Hey guys. I bought my 2006 SE-R (black) in early 2010. It looked great. About a couple years ago the paint started to show signs of deterioration and has gotten much worse really really fast. 

Is this normal? I have had vehicles for a long time that I didn't treat nearly as well (couldn't aford it) and the paint lasted far longer. I have had my Altima professionally wash/waxed and everything. Garage kept for a couple years (but then had to move it out for a project car)... That is when it all went to hell.

The only reason I think this is normal is cause my officemate had a very similar 2006 Honda Accord and his black paint went to hell before mine! His started atleast a year before mine did. And he told me that the new paints they put on cars are garbage compared to before (80s and 90s cars that i've owned).

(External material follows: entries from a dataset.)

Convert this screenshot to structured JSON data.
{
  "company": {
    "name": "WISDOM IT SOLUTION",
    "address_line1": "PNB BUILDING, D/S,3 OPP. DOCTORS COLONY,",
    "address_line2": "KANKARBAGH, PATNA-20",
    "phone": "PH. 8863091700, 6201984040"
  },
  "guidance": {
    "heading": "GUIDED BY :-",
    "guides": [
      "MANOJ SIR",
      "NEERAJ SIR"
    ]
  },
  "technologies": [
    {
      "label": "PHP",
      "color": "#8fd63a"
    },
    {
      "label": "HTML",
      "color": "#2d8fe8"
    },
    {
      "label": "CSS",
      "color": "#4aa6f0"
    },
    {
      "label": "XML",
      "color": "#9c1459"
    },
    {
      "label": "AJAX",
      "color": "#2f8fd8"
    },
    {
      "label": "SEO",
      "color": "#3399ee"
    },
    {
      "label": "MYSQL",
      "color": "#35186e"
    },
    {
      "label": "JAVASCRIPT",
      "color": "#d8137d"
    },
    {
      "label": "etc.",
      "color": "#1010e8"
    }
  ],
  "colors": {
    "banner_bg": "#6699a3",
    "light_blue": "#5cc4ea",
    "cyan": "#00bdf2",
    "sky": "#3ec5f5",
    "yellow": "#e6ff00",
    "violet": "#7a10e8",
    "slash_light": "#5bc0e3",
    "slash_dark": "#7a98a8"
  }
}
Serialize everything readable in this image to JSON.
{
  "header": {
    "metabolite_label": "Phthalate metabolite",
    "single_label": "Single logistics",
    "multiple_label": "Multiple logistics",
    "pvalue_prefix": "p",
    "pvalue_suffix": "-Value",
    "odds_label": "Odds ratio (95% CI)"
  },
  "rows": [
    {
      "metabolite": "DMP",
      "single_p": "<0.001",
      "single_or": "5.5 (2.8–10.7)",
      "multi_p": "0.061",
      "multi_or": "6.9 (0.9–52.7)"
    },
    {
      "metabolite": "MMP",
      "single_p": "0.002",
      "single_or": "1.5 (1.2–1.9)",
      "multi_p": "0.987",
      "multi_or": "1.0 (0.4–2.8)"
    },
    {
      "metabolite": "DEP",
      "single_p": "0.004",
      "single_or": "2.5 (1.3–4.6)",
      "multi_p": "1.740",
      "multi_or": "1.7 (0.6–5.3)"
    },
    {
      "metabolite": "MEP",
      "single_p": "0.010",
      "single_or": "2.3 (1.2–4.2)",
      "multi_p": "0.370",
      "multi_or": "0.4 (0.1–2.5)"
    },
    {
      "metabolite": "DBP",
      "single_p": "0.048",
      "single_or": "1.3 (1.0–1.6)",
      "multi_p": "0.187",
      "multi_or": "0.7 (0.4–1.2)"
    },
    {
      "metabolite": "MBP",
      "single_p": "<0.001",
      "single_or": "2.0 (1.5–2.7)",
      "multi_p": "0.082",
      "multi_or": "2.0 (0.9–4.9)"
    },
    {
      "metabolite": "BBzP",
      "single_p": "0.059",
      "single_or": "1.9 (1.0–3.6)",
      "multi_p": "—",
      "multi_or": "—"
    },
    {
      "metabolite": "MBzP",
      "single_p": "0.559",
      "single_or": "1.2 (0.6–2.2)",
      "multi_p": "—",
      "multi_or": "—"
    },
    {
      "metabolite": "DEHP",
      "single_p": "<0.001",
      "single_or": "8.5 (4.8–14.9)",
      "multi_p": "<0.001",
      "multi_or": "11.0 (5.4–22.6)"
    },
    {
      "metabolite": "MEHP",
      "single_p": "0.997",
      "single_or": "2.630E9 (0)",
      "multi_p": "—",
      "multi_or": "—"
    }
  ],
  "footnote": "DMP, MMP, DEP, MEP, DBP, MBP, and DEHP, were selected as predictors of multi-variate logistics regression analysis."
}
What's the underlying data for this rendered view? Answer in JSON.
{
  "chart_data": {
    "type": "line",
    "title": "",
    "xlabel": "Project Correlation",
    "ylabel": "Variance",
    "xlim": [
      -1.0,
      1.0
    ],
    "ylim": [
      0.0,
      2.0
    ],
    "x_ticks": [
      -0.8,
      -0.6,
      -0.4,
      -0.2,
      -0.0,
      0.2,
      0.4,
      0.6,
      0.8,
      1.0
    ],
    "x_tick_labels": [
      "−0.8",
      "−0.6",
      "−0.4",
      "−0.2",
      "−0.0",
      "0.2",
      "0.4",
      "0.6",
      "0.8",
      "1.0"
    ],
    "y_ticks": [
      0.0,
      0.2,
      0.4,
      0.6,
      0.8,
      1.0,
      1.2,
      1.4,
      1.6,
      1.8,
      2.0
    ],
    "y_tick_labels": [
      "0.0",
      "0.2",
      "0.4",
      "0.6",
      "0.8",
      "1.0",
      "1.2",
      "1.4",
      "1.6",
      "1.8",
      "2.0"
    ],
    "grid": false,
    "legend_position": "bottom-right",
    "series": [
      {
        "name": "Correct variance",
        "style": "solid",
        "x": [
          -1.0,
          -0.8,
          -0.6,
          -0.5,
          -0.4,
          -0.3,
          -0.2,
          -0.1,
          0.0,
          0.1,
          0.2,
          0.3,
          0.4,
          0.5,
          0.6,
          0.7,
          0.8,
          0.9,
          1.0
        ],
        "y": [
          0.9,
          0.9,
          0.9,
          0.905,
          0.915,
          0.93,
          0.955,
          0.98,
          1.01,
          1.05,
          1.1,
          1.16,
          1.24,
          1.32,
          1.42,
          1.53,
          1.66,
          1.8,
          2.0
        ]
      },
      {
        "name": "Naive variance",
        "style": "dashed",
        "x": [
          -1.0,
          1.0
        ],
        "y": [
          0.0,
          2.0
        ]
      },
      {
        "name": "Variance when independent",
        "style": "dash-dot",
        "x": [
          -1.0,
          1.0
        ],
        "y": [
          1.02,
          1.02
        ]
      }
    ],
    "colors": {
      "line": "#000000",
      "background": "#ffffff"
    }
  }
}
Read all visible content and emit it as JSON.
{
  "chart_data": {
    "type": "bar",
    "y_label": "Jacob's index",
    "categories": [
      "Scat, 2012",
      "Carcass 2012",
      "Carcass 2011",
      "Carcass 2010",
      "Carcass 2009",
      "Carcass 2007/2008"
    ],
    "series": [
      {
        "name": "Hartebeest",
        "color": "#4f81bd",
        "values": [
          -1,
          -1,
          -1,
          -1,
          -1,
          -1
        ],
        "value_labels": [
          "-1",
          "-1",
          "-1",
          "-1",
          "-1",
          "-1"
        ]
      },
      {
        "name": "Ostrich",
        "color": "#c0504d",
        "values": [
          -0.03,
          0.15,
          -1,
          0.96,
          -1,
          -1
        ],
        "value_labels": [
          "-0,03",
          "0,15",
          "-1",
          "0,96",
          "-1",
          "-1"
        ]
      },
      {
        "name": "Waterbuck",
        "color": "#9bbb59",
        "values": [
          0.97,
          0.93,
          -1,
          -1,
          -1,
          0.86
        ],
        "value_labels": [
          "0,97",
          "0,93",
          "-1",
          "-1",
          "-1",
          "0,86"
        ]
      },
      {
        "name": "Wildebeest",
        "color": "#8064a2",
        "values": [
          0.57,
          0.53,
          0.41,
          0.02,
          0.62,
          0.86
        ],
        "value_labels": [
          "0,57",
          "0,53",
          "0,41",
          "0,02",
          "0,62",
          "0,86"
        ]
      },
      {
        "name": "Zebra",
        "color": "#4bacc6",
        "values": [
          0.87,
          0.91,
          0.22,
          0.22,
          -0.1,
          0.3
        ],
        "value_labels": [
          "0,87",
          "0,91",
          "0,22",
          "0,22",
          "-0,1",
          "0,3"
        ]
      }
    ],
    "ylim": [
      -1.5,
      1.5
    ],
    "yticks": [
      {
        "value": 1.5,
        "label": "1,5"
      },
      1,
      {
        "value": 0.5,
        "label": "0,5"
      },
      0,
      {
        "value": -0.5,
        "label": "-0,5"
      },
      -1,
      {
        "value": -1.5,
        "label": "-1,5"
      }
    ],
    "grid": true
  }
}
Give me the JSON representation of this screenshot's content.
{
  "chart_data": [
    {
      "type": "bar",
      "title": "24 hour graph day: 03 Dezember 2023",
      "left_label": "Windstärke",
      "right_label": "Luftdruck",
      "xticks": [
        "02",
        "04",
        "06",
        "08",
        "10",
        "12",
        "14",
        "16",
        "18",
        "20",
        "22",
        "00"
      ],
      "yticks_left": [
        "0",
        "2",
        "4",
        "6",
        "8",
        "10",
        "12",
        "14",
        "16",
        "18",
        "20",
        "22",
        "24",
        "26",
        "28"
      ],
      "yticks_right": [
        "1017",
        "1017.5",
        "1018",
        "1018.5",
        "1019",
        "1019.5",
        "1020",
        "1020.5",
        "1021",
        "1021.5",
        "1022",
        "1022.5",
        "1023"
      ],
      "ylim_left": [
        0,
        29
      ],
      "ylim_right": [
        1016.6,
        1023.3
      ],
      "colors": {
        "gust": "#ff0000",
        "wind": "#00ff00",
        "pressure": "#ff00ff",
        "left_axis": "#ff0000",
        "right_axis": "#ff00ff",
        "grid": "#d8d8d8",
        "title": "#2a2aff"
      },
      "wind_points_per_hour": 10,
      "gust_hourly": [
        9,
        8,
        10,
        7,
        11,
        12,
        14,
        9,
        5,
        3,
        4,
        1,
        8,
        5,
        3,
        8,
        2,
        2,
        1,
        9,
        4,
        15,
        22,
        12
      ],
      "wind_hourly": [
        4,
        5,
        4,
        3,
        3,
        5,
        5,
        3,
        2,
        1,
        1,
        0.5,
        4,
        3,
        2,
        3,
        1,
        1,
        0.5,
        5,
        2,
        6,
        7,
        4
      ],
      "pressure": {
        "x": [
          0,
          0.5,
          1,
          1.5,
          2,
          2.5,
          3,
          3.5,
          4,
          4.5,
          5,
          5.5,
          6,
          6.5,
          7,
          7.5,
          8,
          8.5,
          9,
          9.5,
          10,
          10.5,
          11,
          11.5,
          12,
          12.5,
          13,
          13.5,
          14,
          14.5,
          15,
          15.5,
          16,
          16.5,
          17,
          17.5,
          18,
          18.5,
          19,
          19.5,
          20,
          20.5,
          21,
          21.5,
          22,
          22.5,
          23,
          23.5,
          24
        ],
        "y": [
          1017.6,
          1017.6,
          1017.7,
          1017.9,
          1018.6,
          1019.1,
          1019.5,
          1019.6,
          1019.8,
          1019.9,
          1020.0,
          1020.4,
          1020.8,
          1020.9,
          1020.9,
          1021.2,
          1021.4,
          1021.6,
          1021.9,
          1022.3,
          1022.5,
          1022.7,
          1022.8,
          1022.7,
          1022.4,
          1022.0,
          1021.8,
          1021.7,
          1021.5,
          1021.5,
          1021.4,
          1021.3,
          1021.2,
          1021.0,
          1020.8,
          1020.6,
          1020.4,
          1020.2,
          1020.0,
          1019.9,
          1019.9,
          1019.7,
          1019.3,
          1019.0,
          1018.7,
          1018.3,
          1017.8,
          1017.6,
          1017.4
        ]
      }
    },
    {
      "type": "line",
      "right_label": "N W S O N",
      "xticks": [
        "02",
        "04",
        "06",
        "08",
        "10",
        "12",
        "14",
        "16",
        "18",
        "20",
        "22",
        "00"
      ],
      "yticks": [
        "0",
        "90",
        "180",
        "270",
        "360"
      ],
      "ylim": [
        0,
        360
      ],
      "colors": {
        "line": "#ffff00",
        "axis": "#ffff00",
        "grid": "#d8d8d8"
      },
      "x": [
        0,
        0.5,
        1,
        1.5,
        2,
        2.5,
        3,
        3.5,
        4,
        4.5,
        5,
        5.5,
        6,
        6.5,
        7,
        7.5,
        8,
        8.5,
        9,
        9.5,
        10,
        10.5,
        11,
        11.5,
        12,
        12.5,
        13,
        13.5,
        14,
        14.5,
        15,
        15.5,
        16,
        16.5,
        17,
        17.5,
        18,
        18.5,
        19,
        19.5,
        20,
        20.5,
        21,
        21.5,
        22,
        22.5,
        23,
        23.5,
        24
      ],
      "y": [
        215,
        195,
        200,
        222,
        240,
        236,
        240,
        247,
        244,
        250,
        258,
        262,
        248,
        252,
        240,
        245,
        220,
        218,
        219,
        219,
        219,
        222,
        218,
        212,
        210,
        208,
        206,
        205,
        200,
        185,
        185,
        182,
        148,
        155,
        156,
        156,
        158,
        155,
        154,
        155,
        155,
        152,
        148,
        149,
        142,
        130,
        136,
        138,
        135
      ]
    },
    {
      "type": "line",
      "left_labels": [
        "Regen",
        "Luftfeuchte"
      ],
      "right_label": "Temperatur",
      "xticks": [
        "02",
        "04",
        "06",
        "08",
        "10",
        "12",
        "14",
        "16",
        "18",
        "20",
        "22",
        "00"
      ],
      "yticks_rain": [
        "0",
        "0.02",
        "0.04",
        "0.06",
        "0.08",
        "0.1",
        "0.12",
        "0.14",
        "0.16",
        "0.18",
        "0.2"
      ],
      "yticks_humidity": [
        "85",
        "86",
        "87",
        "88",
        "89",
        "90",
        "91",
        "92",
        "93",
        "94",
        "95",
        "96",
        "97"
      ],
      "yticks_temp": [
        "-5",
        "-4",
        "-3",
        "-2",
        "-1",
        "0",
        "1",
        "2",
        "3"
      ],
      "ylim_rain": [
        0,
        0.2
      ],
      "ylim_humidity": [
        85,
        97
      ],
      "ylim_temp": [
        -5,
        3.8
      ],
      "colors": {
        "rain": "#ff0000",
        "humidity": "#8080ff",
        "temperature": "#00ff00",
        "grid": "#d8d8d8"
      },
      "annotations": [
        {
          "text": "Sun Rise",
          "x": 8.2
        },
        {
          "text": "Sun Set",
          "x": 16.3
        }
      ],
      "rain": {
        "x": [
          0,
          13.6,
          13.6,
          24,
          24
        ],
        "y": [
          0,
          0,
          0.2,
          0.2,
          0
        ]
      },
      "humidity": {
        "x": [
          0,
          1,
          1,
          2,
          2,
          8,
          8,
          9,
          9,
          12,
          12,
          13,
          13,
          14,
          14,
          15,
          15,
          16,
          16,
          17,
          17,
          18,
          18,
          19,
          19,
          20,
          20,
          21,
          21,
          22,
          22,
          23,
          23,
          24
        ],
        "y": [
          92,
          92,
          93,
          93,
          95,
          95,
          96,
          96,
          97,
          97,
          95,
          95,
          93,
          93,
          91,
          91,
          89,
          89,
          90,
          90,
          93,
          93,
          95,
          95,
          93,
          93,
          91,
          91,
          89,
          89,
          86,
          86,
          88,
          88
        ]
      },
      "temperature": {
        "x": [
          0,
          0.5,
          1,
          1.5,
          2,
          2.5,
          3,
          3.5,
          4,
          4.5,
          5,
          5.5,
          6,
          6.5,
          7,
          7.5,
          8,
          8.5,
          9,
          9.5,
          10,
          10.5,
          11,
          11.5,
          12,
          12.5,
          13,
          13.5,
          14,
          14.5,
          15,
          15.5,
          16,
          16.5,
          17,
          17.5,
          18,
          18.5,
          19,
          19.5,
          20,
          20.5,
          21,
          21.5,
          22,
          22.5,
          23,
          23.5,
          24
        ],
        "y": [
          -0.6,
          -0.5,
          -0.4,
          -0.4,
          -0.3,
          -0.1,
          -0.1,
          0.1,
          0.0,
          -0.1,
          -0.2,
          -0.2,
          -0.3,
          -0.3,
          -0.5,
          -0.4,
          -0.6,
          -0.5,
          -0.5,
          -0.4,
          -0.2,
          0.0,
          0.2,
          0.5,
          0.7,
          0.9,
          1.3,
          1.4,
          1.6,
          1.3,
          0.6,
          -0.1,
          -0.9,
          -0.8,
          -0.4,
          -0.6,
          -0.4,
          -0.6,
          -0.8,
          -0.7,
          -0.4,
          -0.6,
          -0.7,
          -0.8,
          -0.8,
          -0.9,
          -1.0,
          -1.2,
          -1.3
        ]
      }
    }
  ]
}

I'm really disappointed in this. The car is really awesome overall, but the paint thing (plus my windshield randomly cracked). is really annoying and disappointing.

Any tips are appreciated. I may have to look into having it painted soon :/. How much should I expect and where should I look?

Fun fact: My project car is a 1968 Dodge. I bought it from a guy who had it sitting under a tree. Besides the areas of the car that were physically scratched the paint job is in better condition than my Altima! Glass intact.


----------



## dcalleja777 (May 15, 2014)

Hey Revel68, if the paint is fading its just bad luck i have an 05 Smoke SER havent had paint go to shit other then the front with lots of little chips (live in ny roads are shyt)
I have had good luck bringing back a dull finish with nu-finish car polish. 
Post a picture of the paint in question i can help further.


----------



## Breeze2 (Nov 24, 2014)

Hi
I've been with Nissan Dealers for 10 years now.. In 05 and 06 there was two soft paint colors.. KH3 Super Black and BW1 Dark Blue.. both were well known for rock chipping and fading and swirling.. The last thing you want to do is power polish.. I've seen it done many times on these colors and still came out really swirly.
I can recommend this process and it will come back to original..
First buy the paint pen.. it IS a perfect match! 
Touchup the white chips and turn them black.
Second, purchase McQuires Ultimate Polish.. it is a fine polish easy on easy off... do it by hand.. most common retailers with a auto section carry it. $10 - $15
Third, Purchase McQuires paint wax cleaner (step one) this is all you need to keep the shine and over time it will come right back.. use microfiber cloths for putting on and taking off. 
These are not real waxes but paint fixing / strengthening poducts. Use the paint cleaner on your head and tail lights too! They will look better than new!
Hope this helps.


----------